Nine years after launch, NASA’s New Horizons spacecraft is ready to approach Pluto

Nine years after launch, NASA’s New Horizons spacecraft is ready to approach Pluto

Following its initial launch in 2006, New Horizons has spent 1,873 days in hibernation, or approximately two-thirds of its flight time.

After years of hibernation, NASA’s New Horizons spacecraft is set to return from hibernation for the final time on December 6. Meanwhile, preparations are being undertaken to get the probe ready for a six-month journey to Pluto that begins in January.

Following its initial launch in 2006, New Horizons has spent 1,873 days in hibernation, or approximately two-thirds of its flight time. During this stretch, the probe has experienced 18 separate hibernation periods from the middle of 2007 to late 2014. The hibernation periods span from 36 to 202 days long.

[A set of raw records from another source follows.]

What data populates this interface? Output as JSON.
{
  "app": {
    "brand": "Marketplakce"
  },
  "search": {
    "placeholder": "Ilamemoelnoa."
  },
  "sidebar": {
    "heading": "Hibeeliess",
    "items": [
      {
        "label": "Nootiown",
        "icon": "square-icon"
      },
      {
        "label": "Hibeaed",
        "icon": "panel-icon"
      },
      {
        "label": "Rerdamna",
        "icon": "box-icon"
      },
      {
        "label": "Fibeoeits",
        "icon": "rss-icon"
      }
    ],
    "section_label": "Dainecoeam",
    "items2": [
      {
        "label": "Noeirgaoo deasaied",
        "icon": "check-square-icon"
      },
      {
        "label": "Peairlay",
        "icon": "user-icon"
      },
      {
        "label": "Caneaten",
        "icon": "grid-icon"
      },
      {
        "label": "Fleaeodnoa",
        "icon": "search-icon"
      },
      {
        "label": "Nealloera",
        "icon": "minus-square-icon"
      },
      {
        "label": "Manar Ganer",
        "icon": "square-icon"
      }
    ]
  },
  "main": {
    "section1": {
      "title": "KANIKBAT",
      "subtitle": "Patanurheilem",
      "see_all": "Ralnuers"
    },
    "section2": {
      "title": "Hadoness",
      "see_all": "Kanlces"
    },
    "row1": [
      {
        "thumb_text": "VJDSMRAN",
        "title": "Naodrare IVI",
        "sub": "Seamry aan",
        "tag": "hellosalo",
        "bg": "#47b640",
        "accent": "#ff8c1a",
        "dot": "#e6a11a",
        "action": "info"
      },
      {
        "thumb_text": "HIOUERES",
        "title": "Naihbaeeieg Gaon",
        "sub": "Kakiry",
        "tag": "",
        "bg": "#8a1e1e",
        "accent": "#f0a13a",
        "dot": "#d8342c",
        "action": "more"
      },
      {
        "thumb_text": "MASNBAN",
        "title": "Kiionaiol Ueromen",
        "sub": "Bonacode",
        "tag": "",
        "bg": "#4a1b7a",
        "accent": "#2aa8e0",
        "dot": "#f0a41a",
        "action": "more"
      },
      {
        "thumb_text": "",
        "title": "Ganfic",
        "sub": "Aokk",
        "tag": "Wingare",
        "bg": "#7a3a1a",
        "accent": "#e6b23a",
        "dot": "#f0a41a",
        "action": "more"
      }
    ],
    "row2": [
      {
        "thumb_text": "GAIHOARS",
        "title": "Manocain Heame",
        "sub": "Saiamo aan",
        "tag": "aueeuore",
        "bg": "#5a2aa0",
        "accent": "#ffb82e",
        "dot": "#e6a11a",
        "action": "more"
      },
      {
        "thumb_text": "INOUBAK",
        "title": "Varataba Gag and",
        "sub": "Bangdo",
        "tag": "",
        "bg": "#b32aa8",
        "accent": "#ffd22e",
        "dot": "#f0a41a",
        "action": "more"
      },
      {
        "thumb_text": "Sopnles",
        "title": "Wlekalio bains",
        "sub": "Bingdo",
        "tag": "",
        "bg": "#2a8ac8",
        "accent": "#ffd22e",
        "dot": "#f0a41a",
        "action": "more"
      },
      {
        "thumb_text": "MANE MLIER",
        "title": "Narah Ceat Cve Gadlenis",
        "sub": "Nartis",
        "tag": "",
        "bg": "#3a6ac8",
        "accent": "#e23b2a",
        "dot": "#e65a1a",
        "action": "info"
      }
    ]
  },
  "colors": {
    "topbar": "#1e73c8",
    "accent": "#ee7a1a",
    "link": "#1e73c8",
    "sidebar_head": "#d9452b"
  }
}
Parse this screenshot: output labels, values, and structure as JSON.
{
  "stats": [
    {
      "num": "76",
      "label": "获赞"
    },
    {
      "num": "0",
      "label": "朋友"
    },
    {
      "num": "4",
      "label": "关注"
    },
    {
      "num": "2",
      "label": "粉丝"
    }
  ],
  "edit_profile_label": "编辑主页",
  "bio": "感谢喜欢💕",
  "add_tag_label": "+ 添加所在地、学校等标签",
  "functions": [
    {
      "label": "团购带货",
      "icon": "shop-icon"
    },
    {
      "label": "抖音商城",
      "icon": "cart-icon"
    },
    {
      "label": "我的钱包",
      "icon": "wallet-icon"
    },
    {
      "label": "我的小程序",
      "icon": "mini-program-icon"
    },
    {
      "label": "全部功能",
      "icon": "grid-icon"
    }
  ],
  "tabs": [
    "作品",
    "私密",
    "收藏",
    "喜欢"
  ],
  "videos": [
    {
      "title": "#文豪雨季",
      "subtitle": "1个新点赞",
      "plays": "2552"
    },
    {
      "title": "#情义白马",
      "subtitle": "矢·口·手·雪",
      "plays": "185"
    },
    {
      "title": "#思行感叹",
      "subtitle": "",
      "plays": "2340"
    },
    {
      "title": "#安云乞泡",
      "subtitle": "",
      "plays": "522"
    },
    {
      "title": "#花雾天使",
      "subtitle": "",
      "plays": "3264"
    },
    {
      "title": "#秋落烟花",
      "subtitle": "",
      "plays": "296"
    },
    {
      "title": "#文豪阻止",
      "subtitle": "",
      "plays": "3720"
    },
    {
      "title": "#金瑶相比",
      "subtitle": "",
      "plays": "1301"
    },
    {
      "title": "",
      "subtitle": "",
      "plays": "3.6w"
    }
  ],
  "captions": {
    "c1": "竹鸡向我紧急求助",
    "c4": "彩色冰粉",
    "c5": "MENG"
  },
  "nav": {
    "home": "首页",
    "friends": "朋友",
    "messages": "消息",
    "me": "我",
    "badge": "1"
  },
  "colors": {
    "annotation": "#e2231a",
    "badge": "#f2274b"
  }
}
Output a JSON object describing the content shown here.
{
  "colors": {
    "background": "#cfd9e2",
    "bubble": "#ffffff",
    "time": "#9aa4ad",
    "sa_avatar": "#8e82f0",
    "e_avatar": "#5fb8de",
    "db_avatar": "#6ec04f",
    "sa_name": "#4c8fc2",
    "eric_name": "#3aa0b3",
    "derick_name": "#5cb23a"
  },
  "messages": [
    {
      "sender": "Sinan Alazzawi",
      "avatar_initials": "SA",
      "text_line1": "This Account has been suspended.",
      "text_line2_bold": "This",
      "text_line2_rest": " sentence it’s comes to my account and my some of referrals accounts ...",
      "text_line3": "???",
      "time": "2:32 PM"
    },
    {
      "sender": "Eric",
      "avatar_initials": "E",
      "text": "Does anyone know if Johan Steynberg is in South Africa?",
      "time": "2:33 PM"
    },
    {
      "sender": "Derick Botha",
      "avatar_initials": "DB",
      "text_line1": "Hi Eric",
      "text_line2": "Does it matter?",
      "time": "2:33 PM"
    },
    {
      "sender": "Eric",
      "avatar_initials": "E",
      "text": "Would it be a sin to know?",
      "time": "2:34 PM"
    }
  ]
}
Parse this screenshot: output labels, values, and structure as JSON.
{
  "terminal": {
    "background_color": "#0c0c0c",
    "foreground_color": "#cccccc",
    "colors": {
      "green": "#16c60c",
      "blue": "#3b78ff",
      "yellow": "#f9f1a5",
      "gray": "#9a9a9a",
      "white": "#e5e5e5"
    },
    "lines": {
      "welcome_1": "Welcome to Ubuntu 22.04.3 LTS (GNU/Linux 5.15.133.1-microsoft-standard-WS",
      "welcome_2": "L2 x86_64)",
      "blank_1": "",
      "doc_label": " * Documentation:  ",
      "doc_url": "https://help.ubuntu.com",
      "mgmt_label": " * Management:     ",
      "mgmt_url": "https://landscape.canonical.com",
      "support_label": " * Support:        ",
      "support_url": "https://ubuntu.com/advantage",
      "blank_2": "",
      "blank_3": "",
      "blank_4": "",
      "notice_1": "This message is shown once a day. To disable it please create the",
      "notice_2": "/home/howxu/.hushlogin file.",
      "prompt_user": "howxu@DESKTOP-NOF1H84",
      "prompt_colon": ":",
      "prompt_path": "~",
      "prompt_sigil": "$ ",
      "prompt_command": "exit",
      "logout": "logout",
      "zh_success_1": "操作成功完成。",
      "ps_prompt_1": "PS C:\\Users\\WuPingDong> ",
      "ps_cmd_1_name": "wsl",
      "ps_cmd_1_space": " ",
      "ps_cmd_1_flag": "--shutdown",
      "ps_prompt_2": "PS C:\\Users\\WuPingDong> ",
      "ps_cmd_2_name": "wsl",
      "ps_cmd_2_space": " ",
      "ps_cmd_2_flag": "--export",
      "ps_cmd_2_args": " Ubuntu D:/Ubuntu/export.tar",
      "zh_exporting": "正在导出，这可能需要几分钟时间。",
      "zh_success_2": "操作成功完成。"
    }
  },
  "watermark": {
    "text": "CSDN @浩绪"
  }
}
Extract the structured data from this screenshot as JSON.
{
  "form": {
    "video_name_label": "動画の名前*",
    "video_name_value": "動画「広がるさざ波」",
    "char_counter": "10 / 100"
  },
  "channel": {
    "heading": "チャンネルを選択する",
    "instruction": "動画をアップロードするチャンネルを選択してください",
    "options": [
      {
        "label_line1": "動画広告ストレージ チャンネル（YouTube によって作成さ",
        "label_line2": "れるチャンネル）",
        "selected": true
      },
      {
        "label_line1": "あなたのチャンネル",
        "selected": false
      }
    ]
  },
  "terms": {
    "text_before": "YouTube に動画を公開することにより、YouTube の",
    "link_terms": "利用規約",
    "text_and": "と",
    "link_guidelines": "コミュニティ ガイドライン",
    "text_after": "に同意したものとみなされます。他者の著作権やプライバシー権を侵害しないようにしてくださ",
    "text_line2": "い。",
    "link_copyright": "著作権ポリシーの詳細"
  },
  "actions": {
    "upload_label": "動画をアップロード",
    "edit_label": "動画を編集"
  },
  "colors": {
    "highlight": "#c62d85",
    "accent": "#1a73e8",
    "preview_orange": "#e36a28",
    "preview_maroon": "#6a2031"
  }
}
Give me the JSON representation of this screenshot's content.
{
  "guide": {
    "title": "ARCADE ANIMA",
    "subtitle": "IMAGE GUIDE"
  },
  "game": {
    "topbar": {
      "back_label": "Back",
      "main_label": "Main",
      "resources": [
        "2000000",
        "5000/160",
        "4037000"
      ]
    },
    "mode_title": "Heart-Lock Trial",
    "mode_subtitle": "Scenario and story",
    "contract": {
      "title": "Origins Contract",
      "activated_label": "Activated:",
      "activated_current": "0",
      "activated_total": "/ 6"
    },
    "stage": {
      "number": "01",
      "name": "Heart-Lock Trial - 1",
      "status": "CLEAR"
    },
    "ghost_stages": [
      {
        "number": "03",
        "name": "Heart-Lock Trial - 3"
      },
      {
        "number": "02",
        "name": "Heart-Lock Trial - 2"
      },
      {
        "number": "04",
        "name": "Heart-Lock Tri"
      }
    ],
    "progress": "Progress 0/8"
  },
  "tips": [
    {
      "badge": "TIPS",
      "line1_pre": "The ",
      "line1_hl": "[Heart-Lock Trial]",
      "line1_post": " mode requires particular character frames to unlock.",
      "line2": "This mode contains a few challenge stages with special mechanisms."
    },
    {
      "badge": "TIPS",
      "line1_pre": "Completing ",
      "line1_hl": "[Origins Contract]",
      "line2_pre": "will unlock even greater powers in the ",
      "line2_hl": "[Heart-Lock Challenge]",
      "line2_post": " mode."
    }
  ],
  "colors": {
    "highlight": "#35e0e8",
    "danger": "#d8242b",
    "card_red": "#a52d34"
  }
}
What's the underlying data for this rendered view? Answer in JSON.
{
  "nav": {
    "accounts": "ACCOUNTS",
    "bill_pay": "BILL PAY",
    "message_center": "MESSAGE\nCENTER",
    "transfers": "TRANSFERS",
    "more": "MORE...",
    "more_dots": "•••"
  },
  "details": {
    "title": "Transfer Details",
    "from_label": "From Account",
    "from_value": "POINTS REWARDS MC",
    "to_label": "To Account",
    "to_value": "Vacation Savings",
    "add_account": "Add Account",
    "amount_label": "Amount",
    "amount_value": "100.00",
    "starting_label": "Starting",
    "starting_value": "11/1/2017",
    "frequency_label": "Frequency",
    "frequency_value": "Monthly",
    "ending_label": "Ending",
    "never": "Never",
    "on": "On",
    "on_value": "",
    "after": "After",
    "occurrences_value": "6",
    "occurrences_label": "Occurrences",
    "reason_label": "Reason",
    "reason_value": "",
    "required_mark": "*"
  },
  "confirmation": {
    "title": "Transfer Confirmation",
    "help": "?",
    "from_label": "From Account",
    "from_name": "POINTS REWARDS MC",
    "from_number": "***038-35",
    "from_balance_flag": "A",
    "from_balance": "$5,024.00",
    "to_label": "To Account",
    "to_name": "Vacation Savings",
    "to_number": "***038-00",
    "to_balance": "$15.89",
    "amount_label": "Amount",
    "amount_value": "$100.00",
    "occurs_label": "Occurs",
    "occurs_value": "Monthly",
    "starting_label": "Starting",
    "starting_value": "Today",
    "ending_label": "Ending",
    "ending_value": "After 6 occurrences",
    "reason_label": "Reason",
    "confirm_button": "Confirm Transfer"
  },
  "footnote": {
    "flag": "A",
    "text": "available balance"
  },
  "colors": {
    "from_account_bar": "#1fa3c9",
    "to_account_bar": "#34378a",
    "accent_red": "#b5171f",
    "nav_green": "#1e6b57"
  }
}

Alice Bowman, New Horizons mission operations manager at the Johns Hopkins University Applied Physics Laboratory in Laurel, MD, said in a statement, “New Horizons is healthy and cruising quietly through deep space – nearly three billion miles from home – but its rest is nearly over.” She continued, “It’s time for New Horizons to wake up, get to work, and start making history.”

These hibernation periods have helped reduce wear and tear on the spacecraft’s electronics and have lowered operations costs. The spacecraft’s hibernations have also allowed NASA Deep Space Network tracking and communication resources to be used on other missions.

Mark Holdridge, New Horizons encounter mission manager at APL, explained, “New Horizons might have spent most of its cruise time across nearly three billion miles of space sleeping, but our team has done anything but, conducting a flawless flight past Jupiter just a year after launch, putting the spacecraft through annual workouts, plotting out each step of the Pluto flyby and even practicing the entire Pluto encounter on the spacecraft. We are ready to go.”

According to the New Horizons website, the Kuiper Belt is the major source of cometary impactors on Earth, like the impactor that wiped out the dinosaurs. New Horizons will shed new light on the number of such Kuiper Belt impactors as a function of their size by cataloging the various-sized craters on Pluto, its moons, and on Kuiper Belt Objects.